Advantages of polymers
The age of plastic material has many advantages as it can be tuned very easily (unlike metals for example). Plastic materials can change its colour without any difficulty, are quite elastic and can therefore be used in several areas and its hardness can be altered (by heating the material up and so, it can be reformed easily). The production of such materials is quite inexpensive and the polymers can be combined. This leads to a lot of accessible properties.
Disadvantages of polymers
Most of these plastic materials are not degradable and in the worst case, they cannot be recycled anymore. This leads to waste products which are hard to get rid of. Another disadvantage of using plastic materials is that they descend from crude oil, which might become problematic one day as our resources of crude oil are limited.
Step growth polymerisation
The reaction is quite slow at the beginning and most of the monomers are lost early in the reaction. The molar mass achieved is fairly low compared with chain growth (about 10'000 g/mole). No initiator is needed since chain growth starts spontaneously in presence of an abundant amount of monomers (chains are active).
Graph of step growth polymerisation
Example of a step growth polymerisation (esterification)
Chain growth polymerisation
The reaction starts rapidly at the beginning and high masses are attained at the end of the reaction (about 500'000 g/mole). In order to start such a reaction, an initiator is needed (which has many (at best 7) valence electrons like Iodine for example).

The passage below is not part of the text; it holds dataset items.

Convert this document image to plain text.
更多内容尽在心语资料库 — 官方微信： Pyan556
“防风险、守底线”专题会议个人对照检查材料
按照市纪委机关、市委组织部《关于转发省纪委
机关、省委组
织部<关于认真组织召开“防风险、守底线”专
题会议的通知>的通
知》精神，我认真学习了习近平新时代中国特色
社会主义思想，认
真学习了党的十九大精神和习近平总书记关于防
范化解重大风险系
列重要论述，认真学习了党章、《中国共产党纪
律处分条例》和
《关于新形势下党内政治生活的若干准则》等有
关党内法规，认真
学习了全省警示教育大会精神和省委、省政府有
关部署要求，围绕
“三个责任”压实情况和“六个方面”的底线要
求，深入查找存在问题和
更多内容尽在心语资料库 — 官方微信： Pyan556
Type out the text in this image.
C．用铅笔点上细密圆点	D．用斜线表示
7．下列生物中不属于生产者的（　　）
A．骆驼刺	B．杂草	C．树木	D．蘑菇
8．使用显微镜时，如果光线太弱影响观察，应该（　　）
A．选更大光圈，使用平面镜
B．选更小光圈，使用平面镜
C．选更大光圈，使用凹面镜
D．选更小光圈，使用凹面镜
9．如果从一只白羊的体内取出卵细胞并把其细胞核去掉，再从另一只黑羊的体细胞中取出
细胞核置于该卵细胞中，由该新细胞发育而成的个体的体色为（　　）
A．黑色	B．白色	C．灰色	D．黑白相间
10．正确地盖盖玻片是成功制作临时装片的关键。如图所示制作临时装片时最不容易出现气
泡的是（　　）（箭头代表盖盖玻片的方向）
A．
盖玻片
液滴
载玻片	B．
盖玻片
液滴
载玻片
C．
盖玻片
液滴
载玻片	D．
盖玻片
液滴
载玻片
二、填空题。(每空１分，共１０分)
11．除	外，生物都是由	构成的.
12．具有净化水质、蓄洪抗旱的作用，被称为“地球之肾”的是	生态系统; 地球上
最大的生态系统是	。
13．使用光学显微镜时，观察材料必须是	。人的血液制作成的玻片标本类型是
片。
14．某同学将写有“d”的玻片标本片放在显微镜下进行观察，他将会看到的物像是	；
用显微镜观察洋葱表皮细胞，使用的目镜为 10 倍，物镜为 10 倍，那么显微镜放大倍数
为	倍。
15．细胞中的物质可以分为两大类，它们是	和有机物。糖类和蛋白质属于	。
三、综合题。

Graph of chain growth polymerisation
Characteristics and properties of thermoplastics
Thermoplastics possess amorphous (undefined) and crystalline (fixed) parts. As there are less strong intermolecular forces between the amorphous parts they are molten sooner and the thermoplastic becomes easily formable. After cooling, the parts become more defined again. The crystalline parts can also be molten down by continuing the heating process and the thermoplastic can be shaped in even more easily.
Characteristics and properties of thermosetting plastics
Thermosetting polymers show a very high resistance against temperature and mechanical resistance. They can only change their shape by being drilled and treating them with other mechanical appliances.
Characteristics and properties of elastomers
Elastomers can be stretched very easily and get back to their original form without any difficulty. This is due to their few net points where the bonds are connected with each other. This also means that they have a weak resistance against temperature and a weak mechanical consistency.
Properties of polyethene
Polyethene has a bad resistance against temperature and also a bad mechanical consistency. This is due to its weak intermolecular forces which is only a weak induced dipole-dipole force.
Properties of (PVC) polyvinylchloride plastic
Polyvinylchloride has a better temperature resistance as well as a better mechanical consistency. This is mainly due to its stronger induced dipole-dipole forces. The difference to polyethene is that PVC is a bigger molecule and therefore the strength of the induced dipole-dipole force is increased.
Properties of (PET) polyethylene terephthalate
Polyethylene terephthalate, or as it is better known as PET, has a bad temperature resistance, but on the other hand it has a quite good mechanical consistency.
Properties of Nylon (a polycondensation)
Due to its build-up (connection of bonds), it has extremely strong intermolecular forces (dipole-dipole forces) as well as the ability of making hydrogen bonds and it is a very polar molecule as well.